The Energy Bill Relief Scheme (EBRS), announced in September 2022, offers essential support for non-domestic energy customers. Before the scheme came in, there were warnings that businesses faced a “cliff edge” for energy costs, with some potentially facing a five-fold increase at renewal time.
The scheme keeps energy costs low by creating a “government supported price” that is significantly lower than expected wholesale energy costs this winter. It definitely gives UK businesses some much-needed breathing space – but what will happen when the EBRS draws to a close in March 2023?
Government guidance on the scheme offers a hint:
“It is important that users who are less vulnerable to energy price increases (particularly larger businesses that are not energy-intensive) use the 6 months support provided by the scheme to identify measures they can take to protect themselves against high energy prices.”

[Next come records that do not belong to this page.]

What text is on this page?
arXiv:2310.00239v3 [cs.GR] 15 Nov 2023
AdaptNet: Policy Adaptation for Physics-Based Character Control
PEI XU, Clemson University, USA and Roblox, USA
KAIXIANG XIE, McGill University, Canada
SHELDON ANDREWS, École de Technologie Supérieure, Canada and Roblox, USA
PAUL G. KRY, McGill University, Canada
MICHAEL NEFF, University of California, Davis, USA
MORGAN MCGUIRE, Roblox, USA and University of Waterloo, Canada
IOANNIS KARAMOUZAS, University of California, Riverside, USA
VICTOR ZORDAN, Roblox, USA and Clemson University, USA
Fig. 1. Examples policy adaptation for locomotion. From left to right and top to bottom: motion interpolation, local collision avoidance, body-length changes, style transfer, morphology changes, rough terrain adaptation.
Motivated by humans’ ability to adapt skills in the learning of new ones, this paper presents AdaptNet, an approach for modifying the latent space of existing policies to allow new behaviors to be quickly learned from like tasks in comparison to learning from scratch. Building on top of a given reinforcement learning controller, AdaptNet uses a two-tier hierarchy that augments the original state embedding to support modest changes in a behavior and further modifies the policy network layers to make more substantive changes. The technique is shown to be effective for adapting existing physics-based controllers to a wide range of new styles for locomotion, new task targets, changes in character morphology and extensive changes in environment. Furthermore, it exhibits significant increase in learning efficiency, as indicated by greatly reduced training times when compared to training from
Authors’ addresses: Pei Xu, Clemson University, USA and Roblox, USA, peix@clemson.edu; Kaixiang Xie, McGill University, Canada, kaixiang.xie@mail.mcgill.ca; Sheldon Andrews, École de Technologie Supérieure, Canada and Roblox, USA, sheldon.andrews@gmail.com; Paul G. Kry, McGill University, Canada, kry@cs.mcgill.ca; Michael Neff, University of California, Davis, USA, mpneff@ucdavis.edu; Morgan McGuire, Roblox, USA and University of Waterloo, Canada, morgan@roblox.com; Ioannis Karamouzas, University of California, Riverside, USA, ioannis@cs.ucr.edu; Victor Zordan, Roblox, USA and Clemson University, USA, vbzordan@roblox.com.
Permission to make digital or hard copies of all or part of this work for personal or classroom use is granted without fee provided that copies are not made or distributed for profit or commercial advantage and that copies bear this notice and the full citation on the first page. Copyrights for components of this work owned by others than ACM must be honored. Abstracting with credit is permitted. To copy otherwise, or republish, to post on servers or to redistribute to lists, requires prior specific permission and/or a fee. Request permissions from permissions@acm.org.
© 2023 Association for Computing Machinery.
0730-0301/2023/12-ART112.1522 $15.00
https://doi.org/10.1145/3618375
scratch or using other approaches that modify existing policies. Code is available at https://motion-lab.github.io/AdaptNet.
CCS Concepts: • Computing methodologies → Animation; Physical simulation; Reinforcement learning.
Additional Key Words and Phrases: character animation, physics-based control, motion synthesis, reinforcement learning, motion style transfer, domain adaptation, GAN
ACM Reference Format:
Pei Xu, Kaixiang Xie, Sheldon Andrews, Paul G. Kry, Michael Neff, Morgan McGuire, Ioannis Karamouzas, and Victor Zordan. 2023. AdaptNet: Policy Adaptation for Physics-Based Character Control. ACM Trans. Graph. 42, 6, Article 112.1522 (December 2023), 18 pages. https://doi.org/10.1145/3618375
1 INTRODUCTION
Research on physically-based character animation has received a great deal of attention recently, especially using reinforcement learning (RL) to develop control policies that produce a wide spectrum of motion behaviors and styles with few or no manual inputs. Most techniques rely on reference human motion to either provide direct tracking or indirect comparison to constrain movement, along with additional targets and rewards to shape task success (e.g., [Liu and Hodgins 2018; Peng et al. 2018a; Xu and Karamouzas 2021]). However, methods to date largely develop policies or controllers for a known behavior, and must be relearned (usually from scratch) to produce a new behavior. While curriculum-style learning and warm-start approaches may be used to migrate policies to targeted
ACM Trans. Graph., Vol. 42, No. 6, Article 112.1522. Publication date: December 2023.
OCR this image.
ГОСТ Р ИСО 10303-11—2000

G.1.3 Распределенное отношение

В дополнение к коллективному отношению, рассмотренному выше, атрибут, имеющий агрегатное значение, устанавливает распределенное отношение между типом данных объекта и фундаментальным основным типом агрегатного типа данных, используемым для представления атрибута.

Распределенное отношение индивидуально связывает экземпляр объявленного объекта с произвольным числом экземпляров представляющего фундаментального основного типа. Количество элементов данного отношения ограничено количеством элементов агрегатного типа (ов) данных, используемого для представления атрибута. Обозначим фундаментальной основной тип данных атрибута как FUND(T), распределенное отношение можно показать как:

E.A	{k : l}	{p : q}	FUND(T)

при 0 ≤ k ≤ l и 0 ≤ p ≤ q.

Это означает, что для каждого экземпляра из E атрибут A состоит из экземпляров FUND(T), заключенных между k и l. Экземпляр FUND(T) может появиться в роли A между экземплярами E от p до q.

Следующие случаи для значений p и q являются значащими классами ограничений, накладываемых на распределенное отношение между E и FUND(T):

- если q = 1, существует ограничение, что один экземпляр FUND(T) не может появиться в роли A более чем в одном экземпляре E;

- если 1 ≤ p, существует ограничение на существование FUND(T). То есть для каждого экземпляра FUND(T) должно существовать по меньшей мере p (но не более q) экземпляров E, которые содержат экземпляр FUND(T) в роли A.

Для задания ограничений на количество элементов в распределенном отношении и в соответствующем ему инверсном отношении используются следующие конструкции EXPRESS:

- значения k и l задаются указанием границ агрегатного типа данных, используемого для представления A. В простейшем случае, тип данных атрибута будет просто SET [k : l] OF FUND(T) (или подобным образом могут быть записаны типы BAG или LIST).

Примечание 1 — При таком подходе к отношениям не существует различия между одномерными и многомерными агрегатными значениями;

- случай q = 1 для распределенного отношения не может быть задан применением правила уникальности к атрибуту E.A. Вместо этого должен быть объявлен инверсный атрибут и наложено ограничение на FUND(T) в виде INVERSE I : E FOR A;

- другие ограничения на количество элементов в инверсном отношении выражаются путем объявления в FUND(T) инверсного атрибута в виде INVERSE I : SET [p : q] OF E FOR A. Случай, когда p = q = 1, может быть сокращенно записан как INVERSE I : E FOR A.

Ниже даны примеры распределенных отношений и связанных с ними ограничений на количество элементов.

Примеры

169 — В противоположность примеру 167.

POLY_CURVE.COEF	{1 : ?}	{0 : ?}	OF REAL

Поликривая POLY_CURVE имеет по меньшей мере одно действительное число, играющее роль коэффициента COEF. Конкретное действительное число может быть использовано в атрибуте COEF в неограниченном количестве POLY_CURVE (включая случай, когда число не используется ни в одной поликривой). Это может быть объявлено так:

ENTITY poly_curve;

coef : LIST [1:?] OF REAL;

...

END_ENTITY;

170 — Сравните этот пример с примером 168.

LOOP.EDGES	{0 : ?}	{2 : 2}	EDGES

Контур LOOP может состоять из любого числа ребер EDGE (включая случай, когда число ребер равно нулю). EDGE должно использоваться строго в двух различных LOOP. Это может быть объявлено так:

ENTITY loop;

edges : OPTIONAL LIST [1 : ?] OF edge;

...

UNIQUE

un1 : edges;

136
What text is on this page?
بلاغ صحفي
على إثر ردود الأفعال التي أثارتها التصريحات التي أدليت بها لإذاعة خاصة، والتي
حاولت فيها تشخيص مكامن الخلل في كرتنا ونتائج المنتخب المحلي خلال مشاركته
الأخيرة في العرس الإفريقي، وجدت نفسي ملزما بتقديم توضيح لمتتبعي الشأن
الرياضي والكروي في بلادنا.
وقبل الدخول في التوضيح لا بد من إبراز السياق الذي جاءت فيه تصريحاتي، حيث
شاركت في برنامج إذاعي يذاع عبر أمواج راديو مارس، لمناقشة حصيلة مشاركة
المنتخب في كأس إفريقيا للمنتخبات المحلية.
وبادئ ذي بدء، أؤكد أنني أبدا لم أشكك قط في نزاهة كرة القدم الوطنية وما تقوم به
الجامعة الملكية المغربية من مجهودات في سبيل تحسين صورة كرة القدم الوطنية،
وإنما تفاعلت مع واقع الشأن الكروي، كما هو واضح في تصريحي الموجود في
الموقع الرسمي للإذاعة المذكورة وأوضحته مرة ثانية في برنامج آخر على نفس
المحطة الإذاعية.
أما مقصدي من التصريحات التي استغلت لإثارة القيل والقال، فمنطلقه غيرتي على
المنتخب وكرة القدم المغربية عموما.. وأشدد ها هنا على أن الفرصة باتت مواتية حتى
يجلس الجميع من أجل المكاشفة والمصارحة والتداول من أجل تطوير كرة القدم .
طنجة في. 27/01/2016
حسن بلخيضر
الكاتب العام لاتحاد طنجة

Of course, the whole reason for the scheme was that so many businesses are vulnerable to changing prices. Data published in August 2022, before the launch of the scheme, suggested that over half (53%) of businesses expected to suffer in some way from rising costs. But the government seems to be differentiating between those who can “protect themselves” and those who can’t. So how can businesses ensure that they aren’t struggling again when March 2023 rolls round?
Energy efficiency measures: just get it done
It may be a cliché, but it’s true: the cheapest energy is the energy you don’t use. Businesses who want to cut energy costs should start by reducing unnecessary energy consumption. For businesses in energy-intensive sectors, this may be a tougher ask because some essential processes simply can’t be done in a way that consumes less energy. But the reality is that most businesses have not yet explored the full potential of the energy efficiency measures available to them.
If your business falls in scope of the Energy Savings Opportunity Scheme (ESOS), you will already be measuring and reporting on the energy use in different areas of your business. And you will have an expert audit that gives you recommendations on possible energy efficiency improvements. Although ESOS may feel like just another compliance headache at times, the recommendations in your audit are a valuable source of tailored advice that could save your business energy and money. And remember that from Phase 4 onwards it will be compulsory to explain why you are not acting on your ESOS recommendations. So it makes sense for businesses to examine these suggestions now and decide which to prioritise.
For businesses not in scope, there is still huge potential for action. The International Energy Agency estimates that over 40% of global electricity demand comes from just four key products: lighting, refrigerators, air conditioners and industrial motor systems. This is a good place to start. Lighting has long-been described as “low-hanging fruit” because they are up to 80% more efficient than fluorescent lighting (which itself is up to six times more efficient than incandescent bulbs). Switching to LEDs has been described as a “no-brainer” because they pay for themselves in about a year. Yet the government has had to bring in legislation to ban the sale of first halogen bulbs and then fluorescent bulbs, because we are making the switch too slowly for its net zero goals.
Upgrading the physical assets of your business is vital, but just as important is how we actually use those systems. There is no point having the most efficient boiler for heating your premises if people are constantly leaving the door open so you’re heating the air outside.
Behavioural change is a vital tool for driving down your energy consumption. Take inspiration from how other countries have responded to their own energy crisis. Germany has brought in laws to, among other things, restrict the heating of public buildings and prevent shopkeepers from leaving their lights on overnight. Meanwhile, sunny Spain has set a limit on how cold air-conditioning can be in public places such as shops and restaurants. Could your business benefit from easy wins like this? Could staff training help with issues like leaving lights on overnight or having the heating up too high?
Alternative supply sources
Reducing energy consumption will save your business money now and in the future. But to truly protect your business from price volatility, you need an energy strategy that makes you less dependent on traditional supplier contracts and grid energy. For many businesses, the alternative comes in the form of a renewable corporate power purchase agreement (CPPA). This means agreeing to buy energy directly from a renewable generator, almost always at below market price. More importantly, the price is agreed in advance either for the duration of the whole contract or a fixed term within it, so there are no nasty shocks.
Some businesses may also invest in their own renewable generation assets. As with a renewable CPPA, this can help greatly towards your net zero goals as well as providing extra energy security.
One small warning: if your businesses is considering generating its own power in a way that relies on gas or electricity, such as hydropower using an electric pump, this may affect your eligibility for the EBRS.
Take action now
Reducing energy consumption and developing your own generation assets or signing a CPPA will make a big difference to how well your business copes when the EBRS comes to an end in the spring. But you will actually reap the rewards even sooner. The government subsidy is keeping prices for businesses artificially low, but this is the price per unit – not your overall costs. So even for the duration of the scheme, using more energy means paying for more energy. Taking action now to get in control of your energy costs will mean that you see savings straight away.